雌阿寒岳山頂は現在曇り、視程は1km未満と非常に悪い。気温は1.7℃、体感は-1.8℃。山麓は6.6℃で曇りだが、山頂との気温差は4.9℃ある。日中にかけて山頂の気温は一時5.5℃まで上がる見込みだが、終日曇天が続き視界の回復は期待できない。地面は積雪がなく、降水もないが、湿度が高く湿潤状態。オンネトーコースなどのザレ場は滑りやすく、視界不良と相まって滑落リスクが高まる。

活火山である雌阿寒岳では噴気活動が活発だ。現在風向は東南東で、火口湖(赤沼・青沼)周辺の噴気孔群から流れる硫黄ガスが風下側に広がる可能性がある。視界が悪い中での行動はガスの影響を判断しづらく、急性中毒のリスクがある。風向きの変化にも常に注意を払い、異変を感じたら直ちに引き返す判断が必要だ。

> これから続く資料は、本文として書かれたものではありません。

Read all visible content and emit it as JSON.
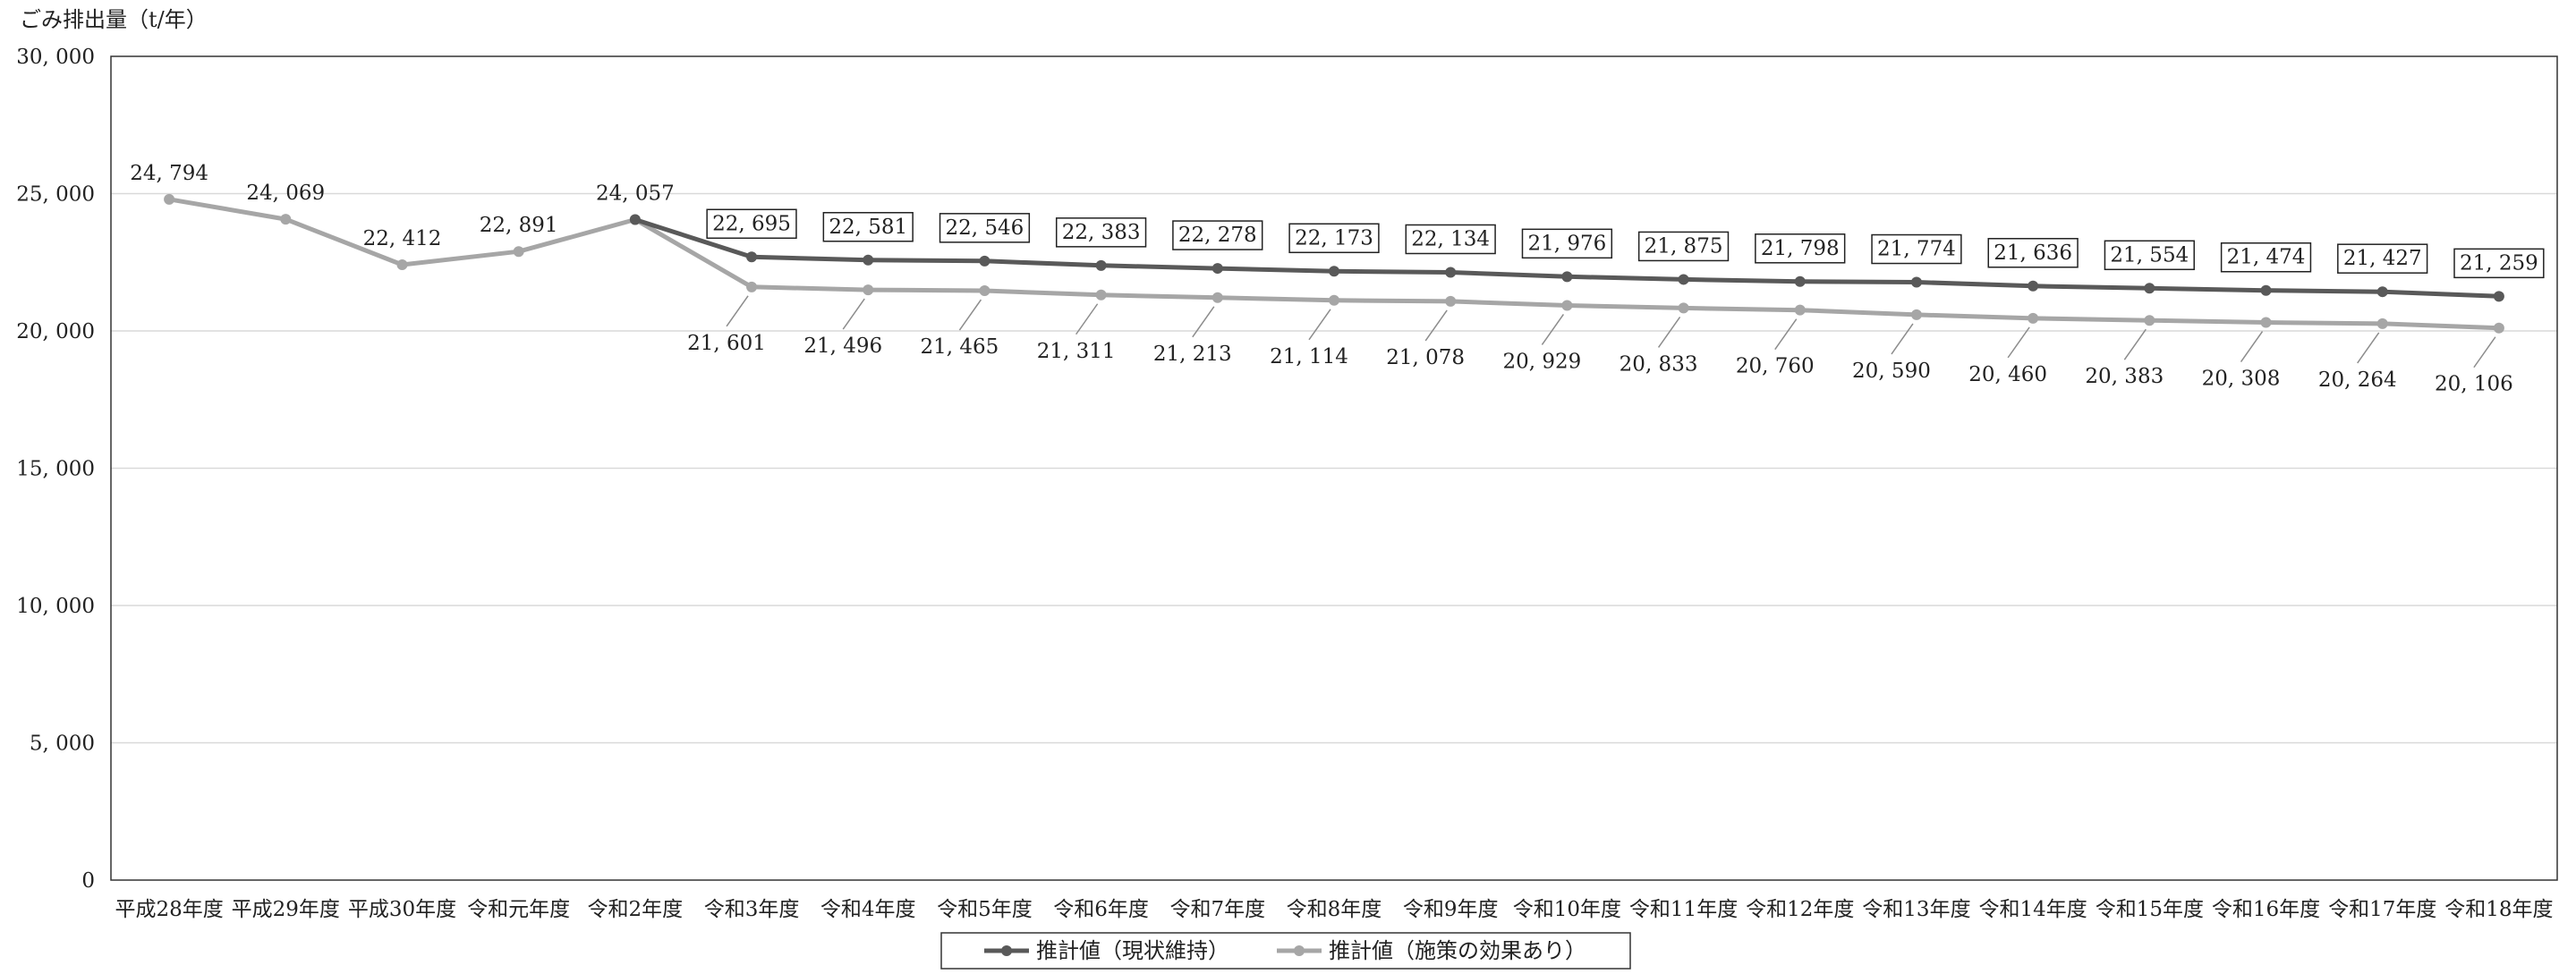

自動リスク判定にある通り、予報期間中に気温が6℃低下する。15時以降は0.7℃まで下がり、夜間は-2℃台となる。日中の体感気温も常に氷点下で推移するため、低体温症のリスクが非常に高い。ベースレイヤーに吸湿速乾性、ミッドレイヤーにフリース、アウターには完全防水防風のシェルを着用し、さらにダウンジャケットなどの保温着、ニット帽、防風手袋は必ず携行すること。雨具も必須装備だ。

行動は日中に終えるべきだ。視界不良と低温、火山ガスリスクを考慮すると、無理な登頂は避けるべき状況である。